Roche Freedman LLP, the law firm representing Ira Kleiman in his lawsuit against Dr. Craig Wright, have withdrawn five lawsuits which they originally filed against a selection of digital asset companies, principally accusing them of offering unregistered securities.
The lawsuits are five of 11 class action suits that were jointly filed by Roche Freedman LLP and Selendy & Gay last April. Though the specifics of each complaint differ, the consistent thread is that the defendant companies all offered tokens which amounted to securities and therefore should have complied with the U.S. Securities and Exchange Commission’s (SEC) rigorous rules surrounding the offering of securities.
The withdrawals of the five cases were presumably due to the dismissal of two of the other original cases earlier this year.

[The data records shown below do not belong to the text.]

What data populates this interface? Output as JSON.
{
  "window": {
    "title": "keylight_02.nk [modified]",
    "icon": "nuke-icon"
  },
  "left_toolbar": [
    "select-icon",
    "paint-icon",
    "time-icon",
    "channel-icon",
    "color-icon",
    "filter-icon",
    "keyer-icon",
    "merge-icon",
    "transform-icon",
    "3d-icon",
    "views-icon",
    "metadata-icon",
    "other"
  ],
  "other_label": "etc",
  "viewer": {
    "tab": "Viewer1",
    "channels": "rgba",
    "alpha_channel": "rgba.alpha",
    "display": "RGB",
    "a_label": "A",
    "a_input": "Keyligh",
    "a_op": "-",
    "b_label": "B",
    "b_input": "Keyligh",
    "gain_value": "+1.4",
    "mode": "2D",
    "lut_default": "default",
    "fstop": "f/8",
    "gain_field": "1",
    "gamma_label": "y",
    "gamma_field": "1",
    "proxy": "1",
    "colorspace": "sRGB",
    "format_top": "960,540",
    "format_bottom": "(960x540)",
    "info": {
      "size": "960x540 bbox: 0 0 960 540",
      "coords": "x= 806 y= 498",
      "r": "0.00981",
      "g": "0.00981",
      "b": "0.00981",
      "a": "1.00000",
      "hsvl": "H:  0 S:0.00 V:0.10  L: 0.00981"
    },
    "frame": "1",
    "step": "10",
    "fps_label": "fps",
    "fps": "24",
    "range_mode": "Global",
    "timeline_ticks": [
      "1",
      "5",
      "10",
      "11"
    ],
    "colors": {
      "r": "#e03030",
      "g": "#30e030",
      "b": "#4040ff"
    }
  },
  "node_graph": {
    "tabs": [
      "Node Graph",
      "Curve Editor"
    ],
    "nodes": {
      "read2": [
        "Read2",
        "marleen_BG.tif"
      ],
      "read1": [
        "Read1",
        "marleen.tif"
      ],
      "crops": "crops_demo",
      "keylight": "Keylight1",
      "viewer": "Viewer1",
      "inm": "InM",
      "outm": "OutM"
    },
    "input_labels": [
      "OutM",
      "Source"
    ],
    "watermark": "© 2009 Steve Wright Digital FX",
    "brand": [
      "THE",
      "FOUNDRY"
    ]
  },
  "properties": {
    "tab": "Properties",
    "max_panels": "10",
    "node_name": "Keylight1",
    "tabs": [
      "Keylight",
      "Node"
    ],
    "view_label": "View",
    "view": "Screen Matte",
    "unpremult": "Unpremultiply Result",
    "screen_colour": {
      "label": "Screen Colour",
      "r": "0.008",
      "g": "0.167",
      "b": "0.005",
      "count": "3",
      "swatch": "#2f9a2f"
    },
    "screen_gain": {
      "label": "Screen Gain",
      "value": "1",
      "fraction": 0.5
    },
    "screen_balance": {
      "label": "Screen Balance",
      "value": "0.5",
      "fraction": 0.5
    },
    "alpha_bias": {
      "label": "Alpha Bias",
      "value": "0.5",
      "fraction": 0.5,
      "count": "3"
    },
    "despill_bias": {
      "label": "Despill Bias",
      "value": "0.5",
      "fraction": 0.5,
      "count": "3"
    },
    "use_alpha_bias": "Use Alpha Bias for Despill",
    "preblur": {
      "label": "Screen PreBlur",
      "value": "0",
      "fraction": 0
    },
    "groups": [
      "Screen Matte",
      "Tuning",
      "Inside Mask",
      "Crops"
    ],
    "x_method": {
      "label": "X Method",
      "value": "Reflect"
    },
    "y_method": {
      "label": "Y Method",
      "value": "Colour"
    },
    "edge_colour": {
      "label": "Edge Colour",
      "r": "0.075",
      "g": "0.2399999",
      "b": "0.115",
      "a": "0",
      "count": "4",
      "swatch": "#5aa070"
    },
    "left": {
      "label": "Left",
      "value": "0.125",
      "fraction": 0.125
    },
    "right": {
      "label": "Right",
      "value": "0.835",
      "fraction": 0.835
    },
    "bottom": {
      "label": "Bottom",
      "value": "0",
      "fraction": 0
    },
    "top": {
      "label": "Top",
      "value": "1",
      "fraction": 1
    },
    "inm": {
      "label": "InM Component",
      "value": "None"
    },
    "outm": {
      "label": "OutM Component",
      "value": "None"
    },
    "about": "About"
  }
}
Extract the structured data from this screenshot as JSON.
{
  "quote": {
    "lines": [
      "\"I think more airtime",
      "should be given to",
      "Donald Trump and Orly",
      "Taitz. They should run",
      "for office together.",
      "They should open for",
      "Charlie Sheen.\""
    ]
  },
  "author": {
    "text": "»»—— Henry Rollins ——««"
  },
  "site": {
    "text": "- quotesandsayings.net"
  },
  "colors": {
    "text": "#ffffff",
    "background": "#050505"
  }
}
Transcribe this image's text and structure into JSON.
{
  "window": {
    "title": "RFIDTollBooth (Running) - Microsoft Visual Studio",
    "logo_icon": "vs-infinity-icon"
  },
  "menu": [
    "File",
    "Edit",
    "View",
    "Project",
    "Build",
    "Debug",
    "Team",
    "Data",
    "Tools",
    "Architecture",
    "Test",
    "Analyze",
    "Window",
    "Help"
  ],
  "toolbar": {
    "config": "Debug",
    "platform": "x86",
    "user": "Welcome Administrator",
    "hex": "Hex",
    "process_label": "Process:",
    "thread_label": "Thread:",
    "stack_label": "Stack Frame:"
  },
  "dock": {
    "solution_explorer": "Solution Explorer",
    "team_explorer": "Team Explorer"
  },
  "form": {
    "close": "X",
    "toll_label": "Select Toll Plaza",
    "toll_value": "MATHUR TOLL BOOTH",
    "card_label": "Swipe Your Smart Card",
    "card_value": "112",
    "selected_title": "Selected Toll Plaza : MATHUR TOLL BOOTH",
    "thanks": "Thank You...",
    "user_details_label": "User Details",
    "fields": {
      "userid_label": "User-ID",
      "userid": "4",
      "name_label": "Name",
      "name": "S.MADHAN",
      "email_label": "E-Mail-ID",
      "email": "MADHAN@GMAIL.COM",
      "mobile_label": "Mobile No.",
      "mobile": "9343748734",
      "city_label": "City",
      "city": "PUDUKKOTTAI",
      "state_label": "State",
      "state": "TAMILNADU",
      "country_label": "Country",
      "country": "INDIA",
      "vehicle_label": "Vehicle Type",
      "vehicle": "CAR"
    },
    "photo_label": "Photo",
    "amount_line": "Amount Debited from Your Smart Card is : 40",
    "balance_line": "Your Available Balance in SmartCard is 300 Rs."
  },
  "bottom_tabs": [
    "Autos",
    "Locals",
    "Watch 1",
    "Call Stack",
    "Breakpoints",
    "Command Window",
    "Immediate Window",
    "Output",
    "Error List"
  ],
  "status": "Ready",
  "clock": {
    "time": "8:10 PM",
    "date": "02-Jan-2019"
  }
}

One of those, against Bibox, was dismissed in April on the basis that the plaintiff had no standing to sue in respect of tokens offered by the defendant but which he himself had not purchased. The only coin the plaintiff had purchased was done so 16 months before the filing of the suit, exceeding a 12-month limitation period for bringing securities violations.
The other, against BProtocol Foundation, was dismissed for similar reasons.
Defense counsel in all five of the most recently dismissed cases had since seized upon the Bibox ruling in their filings, while four of the five had cited the BProtocol ruling. As in those two cases, the period in which the plaintiffs are said to have purchased the relevant tokens in the five that were dismissed took place between 2017 and 2018.
Though the timing may suggest the Bibox and BProtocol dismissals were influential on Roche Freedman et al’s decision to withdraw the other five, the readiness with which the lawsuits were abandoned does invite some speculation. After all, when the 11 suits were filed in April 2020, they were accompanied by a PR campaign which suggested the lawsuits would usher in a ‘new era’ of crypto litigation.
You might ask what has changed, and the answer could simply be that the Bibox and BProtocol rulings made pursuing cases with similar facts was deemed to be unviable.
However, something else has changed since the original lawsuits were filed by Roche Cyrulnik Freedman LLP: named partner Cyrulnik was unceremoniously ousted from the firm by his co-partners in February of this year for, among other things, being allegedly abusive toward his colleagues and obstructing the provision of client services. Now, Cyrulnik and the partners left behind are suing one another. Cyrulnik claims that this was a pretense to gain control of his share of compensation (in the form of digital assets) arising from work the firm was doing for a digital asset client. The firm now goes by Roche Freedman LLP, and it was under this name that the lawsuits were withdrawn this week.
The firm also represents Ira Kleiman in the Kleiman v Wright litigation, which was delayed this week at the request of both parties despite being on the books for June since November of last year. The principle reason for the delay was due to COVID-19-related travel restrictions, though a busy docket for Freedman was cited as a reason for pushing the trial as far out as November. Though no trial date has been set for the Cyrulnik fiasco, court filings show that an initial conference between the parties and the Judge in the case is set for May 13, so it can be expected that this dispute will be litigated throughout this year and beyond.
That these lawsuits were withdrawn little more than a year after they were announced is disappointing. There is undoubtedly a need for long-standing illegal practices in the digital asset industry to be brought to an end, be that through private litigation or criminal enforcement action. However, given all that Roche Freedman LLP seem to have on their plate this year, perhaps it’s for the best.